A crença é de que quem encontrar a aliança no bolo vai se casar. Além dessas 600 alianças de bijuteria, há uma de ouro, também dentro do bolo de 16 metros e 950 quilos.


Solteira, Jéssica Vasconcelos, de 24 anos, teve essa felicidade, de encontrar a aliança. “No ano passado em vim com a minha mãe e não encontrei. Eu já estava desiludida, mas agora tive essa alegria”, contou.


As professoras Ivone Diniz e Dayse Centurion tiveram a mesma sorte. Ivone tem 56 anos e é separada. Ela acordou cedo na esperança de conseguir um novo casamento. “É a primeira vez que venho. Estou maravilhada”, disse.


Já Dayse está solteira, por enquanto. Apesar da sorte de encontrar a aliança, ela disse estar levando tudo na brincadeira. “É muito legal, sou muito devota de Santo Antonio”, afirmou.


A cada ano, o bolo de Santo Antônio cresce. “Todos os anos o bolo aumenta em 1 metro. No ano passado tinha 15. Essa tradição acontece desde 2002”, explicou a coordenadora da festa, Sueli Telles.
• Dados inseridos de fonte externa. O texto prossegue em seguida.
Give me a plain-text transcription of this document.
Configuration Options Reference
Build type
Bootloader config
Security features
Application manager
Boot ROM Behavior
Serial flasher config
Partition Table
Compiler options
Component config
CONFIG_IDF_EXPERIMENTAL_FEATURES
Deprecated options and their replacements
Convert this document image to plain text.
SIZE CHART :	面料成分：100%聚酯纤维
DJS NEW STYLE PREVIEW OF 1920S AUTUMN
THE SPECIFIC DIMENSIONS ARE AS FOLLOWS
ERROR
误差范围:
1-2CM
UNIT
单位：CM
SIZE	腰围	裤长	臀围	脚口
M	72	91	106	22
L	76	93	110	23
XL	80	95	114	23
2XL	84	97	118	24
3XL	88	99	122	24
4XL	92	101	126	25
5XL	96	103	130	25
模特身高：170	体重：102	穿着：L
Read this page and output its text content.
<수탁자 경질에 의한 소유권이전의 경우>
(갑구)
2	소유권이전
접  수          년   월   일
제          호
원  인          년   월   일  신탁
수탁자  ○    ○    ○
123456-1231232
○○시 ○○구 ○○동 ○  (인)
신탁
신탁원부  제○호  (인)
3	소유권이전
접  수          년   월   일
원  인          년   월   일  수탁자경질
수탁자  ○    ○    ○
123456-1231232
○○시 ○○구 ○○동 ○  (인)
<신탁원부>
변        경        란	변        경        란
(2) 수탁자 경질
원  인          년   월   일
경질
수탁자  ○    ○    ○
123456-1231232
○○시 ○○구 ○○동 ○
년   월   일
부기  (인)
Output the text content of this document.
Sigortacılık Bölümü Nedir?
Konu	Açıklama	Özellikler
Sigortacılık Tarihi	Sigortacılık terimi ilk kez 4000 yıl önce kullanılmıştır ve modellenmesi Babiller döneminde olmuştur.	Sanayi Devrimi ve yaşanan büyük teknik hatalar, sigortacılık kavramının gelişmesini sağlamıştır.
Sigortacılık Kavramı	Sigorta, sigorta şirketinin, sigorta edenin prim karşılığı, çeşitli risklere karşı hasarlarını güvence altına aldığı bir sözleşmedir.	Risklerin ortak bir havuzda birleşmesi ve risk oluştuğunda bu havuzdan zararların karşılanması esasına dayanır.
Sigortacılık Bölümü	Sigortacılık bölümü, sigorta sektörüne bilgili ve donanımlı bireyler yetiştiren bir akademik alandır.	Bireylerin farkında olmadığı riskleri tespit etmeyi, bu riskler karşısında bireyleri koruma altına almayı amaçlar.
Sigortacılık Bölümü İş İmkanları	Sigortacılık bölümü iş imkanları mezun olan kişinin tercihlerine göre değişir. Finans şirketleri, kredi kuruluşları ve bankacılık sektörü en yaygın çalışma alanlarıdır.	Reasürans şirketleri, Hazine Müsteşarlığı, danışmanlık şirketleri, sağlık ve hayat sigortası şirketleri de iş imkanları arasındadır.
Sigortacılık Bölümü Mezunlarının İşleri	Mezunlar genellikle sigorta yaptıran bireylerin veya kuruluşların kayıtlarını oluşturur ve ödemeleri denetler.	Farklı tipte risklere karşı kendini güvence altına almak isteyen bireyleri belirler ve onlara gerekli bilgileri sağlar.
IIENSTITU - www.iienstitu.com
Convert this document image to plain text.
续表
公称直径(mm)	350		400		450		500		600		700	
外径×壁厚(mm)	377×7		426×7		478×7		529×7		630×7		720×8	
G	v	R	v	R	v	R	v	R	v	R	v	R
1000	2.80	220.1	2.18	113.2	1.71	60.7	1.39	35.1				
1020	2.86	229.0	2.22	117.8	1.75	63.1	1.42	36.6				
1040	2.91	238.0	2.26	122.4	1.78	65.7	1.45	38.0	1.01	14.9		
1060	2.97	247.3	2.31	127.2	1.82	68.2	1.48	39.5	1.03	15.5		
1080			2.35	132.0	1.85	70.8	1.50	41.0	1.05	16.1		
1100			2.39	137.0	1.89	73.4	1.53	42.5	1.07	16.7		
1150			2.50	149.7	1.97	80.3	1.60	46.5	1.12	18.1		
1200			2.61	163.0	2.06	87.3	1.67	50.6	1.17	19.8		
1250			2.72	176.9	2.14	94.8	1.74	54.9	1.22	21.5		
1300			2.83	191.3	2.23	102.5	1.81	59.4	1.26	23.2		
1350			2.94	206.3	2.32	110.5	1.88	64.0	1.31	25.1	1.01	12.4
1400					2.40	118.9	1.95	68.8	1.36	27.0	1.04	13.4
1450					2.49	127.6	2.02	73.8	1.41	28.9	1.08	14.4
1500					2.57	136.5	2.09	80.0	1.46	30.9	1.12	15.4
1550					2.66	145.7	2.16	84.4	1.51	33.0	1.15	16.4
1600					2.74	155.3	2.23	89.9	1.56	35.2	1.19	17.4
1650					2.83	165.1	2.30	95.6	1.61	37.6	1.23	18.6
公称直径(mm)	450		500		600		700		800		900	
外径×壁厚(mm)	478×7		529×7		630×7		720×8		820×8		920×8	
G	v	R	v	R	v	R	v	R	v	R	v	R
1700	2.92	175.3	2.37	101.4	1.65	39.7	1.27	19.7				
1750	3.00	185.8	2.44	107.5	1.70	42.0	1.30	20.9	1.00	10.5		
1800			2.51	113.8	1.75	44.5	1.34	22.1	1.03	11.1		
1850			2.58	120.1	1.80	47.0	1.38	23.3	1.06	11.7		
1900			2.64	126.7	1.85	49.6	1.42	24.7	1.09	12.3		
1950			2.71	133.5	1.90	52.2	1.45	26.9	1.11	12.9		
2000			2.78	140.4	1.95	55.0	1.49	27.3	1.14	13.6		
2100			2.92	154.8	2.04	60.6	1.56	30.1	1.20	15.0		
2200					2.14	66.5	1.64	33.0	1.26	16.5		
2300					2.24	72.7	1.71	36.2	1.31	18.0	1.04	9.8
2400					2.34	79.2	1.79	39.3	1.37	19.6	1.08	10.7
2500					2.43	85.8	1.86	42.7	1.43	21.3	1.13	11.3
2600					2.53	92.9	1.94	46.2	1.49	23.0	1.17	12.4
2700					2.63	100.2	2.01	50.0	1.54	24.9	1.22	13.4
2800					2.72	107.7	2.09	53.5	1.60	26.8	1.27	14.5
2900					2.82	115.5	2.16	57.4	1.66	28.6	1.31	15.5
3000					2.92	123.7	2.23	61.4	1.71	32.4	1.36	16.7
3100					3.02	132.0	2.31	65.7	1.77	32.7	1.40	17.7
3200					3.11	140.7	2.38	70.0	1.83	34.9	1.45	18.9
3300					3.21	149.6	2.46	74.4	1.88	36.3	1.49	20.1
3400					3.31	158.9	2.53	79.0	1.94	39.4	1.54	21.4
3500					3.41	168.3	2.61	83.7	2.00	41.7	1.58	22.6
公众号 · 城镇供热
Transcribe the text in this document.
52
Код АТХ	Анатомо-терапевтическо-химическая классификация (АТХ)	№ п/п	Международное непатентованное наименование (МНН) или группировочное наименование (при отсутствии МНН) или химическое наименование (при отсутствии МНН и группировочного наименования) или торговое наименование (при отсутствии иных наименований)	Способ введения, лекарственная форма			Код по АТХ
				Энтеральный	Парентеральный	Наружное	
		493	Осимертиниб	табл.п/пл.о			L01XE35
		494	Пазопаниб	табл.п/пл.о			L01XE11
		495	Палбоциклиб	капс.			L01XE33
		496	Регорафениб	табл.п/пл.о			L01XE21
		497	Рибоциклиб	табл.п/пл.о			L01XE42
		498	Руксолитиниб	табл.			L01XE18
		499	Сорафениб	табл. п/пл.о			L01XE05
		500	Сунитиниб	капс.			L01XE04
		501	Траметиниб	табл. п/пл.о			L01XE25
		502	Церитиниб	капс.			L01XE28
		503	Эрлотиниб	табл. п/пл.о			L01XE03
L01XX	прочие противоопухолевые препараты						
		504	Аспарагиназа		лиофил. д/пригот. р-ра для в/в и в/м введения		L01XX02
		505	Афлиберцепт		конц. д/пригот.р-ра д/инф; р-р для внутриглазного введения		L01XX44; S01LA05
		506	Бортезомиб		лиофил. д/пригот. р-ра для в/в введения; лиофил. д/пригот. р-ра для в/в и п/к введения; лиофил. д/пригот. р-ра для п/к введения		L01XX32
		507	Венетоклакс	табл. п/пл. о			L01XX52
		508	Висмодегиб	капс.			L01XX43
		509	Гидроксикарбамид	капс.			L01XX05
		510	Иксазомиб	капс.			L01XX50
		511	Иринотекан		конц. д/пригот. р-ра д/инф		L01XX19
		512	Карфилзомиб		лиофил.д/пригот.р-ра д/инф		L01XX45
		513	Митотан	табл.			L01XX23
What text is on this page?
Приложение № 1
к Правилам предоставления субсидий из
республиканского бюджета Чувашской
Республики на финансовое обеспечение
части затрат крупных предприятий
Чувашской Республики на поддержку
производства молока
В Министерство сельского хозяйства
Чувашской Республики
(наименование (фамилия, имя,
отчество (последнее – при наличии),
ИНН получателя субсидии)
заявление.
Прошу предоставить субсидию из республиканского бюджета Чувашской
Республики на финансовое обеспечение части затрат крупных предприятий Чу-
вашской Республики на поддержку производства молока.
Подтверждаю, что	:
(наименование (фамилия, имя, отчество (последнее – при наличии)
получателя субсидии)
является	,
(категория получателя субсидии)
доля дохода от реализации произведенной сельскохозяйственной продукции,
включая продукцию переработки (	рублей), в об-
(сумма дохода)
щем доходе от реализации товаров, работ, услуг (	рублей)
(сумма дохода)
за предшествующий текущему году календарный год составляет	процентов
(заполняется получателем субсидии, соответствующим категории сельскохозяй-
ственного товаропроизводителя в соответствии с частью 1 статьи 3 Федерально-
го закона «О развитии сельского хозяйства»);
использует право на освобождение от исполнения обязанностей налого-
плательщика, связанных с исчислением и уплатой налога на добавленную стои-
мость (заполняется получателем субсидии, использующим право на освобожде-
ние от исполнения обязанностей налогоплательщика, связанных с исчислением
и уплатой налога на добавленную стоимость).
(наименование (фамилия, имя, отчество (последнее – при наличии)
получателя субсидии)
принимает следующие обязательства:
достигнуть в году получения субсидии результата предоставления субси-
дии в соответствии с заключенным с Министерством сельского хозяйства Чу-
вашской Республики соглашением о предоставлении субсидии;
Casamenteiro – A fama de casamenteiro de Santo Antônio tem uma explicação. Reza a lenda que, em Nápoles (Itália), havia uma moça de uma família que não podia pagar seu dote para casar.


Desesperada, ela rogou ajuda ajoelhada diante de imagem de Santo Antônio. Milagrosamente, o Santo entregou um bilhete e disse para ela procurar um determinado comerciante.


O bilhete dizia que o comerciante desse à moça moedas de prata equivalentes ao peso do papel. O homem não se importou achando que o peso do bilhete era insignificante.


A surpresa foi imensa quando foram necessários 400 escudos de prata para que a balança atingisse o equilíbrio. Nesse momento, o comerciante lembrou-se que outrora havia prometido 400 escudos de prata ao Santo e nunca havia cumprido a promessa.


A jovem pôde, assim, casar-se de acordo com o costume da época.